Timeframe: typically 2 to 5 months after the LOI.
- How Taxation Works When Buying a Hotel in France
France offers a stable tax environment, but it’s essential to understand the basics.
- Acquisition Taxes
For freehold hotel purchases:
• Registration tax: ≈ 5–6%
• Notary fees: 1–2%
- VAT
Some hotel transactions include 20% VAT, depending on the structure and the investor’s status.
- Corporate Tax
Corporate income tax is 25% on net profits.
- Local Taxes
Hotels are subject to:
• Taxe Foncière (property tax)
• CFE (business tax)
- Capital Gains
Capital gains vary based on:
• holding structure (SCI, SAS, etc.)
• asset deal vs share deal
• ownership duration
With proper structuring, this can be optimised.
4. Financing a Hotel in France
Foreign investors can typically obtain 50–60% LTV financing from French banks, depending on:
• the hotel’s location (Paris, Riviera, Alps perform best)

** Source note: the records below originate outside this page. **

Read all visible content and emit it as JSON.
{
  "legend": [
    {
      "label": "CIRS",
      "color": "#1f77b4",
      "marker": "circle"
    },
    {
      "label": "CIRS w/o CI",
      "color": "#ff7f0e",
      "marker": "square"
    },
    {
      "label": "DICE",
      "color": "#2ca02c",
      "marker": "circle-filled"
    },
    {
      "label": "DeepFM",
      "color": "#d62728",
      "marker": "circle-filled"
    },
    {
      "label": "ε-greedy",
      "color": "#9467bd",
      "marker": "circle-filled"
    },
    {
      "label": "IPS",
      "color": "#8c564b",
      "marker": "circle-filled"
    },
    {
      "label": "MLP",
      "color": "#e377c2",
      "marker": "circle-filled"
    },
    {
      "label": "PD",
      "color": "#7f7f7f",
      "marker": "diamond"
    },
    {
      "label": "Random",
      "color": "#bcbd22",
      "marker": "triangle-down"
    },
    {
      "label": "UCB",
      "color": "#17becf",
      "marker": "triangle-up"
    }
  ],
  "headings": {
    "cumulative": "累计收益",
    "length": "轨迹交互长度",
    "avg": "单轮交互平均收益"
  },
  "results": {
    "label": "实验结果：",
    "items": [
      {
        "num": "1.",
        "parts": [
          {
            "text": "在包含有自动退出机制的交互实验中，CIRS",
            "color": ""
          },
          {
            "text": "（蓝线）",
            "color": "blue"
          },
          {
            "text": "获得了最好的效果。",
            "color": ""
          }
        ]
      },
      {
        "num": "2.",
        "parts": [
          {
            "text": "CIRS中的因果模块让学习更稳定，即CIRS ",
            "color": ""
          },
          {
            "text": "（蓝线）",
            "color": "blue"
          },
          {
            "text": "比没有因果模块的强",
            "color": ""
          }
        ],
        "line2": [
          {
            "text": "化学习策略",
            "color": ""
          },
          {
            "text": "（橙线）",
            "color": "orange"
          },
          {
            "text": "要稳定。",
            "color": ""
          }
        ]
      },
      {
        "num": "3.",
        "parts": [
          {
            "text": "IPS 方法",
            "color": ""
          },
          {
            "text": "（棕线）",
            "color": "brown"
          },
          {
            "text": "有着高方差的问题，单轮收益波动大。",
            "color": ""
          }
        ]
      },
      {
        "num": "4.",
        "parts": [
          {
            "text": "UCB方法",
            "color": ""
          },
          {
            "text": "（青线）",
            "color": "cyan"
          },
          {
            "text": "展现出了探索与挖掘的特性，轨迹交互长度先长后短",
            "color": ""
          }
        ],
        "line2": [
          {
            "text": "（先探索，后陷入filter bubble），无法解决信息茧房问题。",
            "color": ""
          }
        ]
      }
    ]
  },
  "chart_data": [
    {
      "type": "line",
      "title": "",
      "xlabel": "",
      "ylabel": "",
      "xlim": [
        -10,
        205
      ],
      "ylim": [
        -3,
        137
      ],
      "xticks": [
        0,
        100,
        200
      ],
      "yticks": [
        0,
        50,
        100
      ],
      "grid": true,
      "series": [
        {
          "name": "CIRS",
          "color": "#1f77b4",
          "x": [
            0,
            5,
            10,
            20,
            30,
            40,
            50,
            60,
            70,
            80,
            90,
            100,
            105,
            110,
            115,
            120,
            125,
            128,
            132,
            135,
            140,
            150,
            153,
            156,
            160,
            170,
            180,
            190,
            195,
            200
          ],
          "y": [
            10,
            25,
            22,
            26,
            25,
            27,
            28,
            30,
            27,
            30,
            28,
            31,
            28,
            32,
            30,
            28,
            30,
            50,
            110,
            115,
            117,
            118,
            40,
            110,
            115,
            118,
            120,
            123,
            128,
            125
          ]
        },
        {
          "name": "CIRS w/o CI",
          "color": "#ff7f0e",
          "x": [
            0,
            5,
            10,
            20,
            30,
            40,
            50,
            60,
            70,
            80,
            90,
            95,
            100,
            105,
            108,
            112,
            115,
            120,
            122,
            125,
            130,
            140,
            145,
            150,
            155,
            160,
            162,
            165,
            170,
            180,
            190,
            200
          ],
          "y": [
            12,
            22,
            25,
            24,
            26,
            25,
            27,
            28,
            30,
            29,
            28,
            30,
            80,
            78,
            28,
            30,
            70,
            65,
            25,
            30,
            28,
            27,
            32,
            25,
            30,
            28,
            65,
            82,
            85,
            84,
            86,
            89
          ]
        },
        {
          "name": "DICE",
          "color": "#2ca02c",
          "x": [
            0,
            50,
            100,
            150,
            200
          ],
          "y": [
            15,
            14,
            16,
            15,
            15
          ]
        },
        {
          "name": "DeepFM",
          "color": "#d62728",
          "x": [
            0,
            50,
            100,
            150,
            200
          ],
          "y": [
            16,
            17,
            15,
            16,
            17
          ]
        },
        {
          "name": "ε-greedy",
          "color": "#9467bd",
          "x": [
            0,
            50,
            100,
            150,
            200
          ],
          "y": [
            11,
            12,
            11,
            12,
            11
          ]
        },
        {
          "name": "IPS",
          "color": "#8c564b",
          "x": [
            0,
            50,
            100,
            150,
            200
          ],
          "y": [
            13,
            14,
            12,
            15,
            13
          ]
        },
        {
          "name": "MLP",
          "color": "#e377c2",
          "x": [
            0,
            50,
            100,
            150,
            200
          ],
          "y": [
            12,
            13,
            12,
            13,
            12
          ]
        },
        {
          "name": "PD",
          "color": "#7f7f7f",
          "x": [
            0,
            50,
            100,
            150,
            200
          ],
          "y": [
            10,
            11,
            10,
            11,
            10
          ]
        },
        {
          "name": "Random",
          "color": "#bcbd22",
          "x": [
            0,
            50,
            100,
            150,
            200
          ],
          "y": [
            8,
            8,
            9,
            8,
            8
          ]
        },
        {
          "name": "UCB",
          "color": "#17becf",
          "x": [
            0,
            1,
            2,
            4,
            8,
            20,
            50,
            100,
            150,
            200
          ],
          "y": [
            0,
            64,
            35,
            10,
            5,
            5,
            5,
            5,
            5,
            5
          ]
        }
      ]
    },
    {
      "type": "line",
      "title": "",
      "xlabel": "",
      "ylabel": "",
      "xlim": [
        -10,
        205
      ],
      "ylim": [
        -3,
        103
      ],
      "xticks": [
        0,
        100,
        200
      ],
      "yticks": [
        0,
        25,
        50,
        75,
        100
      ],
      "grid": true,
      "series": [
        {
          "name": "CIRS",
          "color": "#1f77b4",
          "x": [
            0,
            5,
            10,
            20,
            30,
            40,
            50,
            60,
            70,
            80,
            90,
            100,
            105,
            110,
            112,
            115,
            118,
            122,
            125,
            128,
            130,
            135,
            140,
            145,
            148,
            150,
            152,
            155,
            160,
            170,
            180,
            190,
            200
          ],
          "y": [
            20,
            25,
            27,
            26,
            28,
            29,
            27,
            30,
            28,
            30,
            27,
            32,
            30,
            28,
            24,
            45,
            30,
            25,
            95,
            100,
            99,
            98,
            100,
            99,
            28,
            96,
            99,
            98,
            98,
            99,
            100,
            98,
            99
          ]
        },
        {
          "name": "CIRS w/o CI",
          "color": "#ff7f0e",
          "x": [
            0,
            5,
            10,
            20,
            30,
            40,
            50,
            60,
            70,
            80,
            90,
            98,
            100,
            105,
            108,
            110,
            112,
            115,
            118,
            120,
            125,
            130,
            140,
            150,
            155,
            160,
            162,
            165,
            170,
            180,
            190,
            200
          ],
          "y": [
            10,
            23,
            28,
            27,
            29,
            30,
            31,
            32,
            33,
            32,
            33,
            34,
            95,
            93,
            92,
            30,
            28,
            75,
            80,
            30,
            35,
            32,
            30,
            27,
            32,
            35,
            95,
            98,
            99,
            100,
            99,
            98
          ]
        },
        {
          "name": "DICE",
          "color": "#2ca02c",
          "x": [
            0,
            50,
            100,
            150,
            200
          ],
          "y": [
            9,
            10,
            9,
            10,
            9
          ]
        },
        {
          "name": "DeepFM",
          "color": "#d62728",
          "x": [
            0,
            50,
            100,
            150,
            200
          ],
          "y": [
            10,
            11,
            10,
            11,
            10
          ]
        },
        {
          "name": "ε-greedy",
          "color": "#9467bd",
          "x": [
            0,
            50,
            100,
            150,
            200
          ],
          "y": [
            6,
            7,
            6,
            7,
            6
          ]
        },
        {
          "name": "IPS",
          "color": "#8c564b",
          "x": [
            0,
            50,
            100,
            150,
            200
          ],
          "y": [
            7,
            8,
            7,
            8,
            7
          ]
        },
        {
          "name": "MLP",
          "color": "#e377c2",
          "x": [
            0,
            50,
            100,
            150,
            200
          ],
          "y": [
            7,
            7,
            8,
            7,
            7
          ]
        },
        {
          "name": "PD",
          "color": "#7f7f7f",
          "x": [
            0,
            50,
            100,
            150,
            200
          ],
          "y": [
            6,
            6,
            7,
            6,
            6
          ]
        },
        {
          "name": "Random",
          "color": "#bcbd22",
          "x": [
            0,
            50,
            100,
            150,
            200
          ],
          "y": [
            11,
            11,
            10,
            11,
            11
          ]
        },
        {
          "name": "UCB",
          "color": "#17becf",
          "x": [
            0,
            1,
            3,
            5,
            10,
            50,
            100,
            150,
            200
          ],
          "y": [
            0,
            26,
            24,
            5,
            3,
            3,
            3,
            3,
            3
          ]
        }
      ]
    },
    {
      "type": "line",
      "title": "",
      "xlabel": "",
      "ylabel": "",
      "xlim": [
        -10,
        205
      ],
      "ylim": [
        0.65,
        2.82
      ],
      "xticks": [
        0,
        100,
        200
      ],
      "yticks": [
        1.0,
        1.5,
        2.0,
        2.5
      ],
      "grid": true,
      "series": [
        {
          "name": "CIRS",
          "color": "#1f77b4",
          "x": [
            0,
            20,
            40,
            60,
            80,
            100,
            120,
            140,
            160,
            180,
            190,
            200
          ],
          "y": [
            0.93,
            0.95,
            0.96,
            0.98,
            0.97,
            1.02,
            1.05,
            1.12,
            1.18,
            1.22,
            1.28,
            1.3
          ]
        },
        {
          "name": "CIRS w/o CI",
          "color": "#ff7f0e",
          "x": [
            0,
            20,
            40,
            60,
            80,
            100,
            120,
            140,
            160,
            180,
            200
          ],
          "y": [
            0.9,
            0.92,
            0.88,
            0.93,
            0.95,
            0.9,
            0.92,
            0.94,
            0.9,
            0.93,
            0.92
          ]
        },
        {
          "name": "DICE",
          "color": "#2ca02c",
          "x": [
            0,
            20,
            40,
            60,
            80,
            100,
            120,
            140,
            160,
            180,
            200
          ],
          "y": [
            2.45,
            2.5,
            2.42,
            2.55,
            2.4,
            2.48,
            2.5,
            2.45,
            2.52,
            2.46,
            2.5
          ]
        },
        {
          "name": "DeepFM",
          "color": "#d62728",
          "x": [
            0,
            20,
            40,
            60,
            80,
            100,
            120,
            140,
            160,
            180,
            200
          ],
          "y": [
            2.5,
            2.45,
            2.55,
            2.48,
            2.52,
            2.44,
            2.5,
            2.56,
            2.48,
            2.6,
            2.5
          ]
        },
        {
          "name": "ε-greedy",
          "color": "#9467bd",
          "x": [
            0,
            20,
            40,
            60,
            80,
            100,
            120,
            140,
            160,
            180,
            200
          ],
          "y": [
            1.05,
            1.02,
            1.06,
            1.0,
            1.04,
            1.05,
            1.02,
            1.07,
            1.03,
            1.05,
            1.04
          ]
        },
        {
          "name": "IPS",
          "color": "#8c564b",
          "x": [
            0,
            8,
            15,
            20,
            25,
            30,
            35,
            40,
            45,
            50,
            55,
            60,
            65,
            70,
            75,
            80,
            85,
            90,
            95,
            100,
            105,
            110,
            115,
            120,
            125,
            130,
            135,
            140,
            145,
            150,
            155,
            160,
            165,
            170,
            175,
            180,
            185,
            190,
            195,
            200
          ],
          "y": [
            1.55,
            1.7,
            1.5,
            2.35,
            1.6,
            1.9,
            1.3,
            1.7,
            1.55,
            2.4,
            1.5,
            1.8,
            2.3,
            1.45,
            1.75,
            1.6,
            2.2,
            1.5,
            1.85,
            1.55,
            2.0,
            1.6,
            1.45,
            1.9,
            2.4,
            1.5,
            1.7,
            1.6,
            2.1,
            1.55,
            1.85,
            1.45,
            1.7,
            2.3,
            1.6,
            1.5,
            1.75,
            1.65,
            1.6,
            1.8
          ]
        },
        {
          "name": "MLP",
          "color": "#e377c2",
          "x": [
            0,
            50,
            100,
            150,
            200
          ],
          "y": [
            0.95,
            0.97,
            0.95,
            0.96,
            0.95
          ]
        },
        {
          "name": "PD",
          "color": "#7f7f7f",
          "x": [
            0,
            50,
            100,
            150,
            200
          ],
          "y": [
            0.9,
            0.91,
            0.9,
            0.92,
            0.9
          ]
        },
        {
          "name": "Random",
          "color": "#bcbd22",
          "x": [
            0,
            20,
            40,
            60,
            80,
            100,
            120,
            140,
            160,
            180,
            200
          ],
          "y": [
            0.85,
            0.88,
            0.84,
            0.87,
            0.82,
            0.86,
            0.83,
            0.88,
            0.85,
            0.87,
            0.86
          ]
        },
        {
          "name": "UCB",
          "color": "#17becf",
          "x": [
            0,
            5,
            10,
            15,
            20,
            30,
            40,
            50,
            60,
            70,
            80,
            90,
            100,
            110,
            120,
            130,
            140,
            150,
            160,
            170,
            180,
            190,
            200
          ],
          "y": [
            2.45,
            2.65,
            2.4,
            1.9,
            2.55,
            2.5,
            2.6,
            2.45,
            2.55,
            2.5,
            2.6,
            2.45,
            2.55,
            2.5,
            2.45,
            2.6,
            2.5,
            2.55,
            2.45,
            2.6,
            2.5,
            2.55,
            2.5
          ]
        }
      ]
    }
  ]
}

• the quality and stability of the NOI
• the operator’s strength
Alternative financing includes:
• debt funds
• mezzanine loans
• seller financing (rare but possible)
- Why the French Hotel Market Is So Attractive
Investing in a French hotel means benefiting from:
• world-leading tourism demand
• strong domestic travel
• year-round occupancy in key regions
• limited supply in premium destinations
• predictable legal framework
• long-term capital appreciation
France remains a safe and resilient market for hospitality investment.
Buying a hotel in France can be a highly profitable and strategically smart investment — provided you understand the process, structure the deal properly and work with experienced local partners.
A clear sequence — NDA → LOI → Due Diligence → Promissory Agreement → Closing — ensures a smooth acquisition and protects both parties.
If you’re considering entering the French hotel market, the right advisory team makes all the difference.
From sourcing opportunities to structuring the deal, financial analysis and negotiation, specialised brokers bring clarity and security to each phase of the process.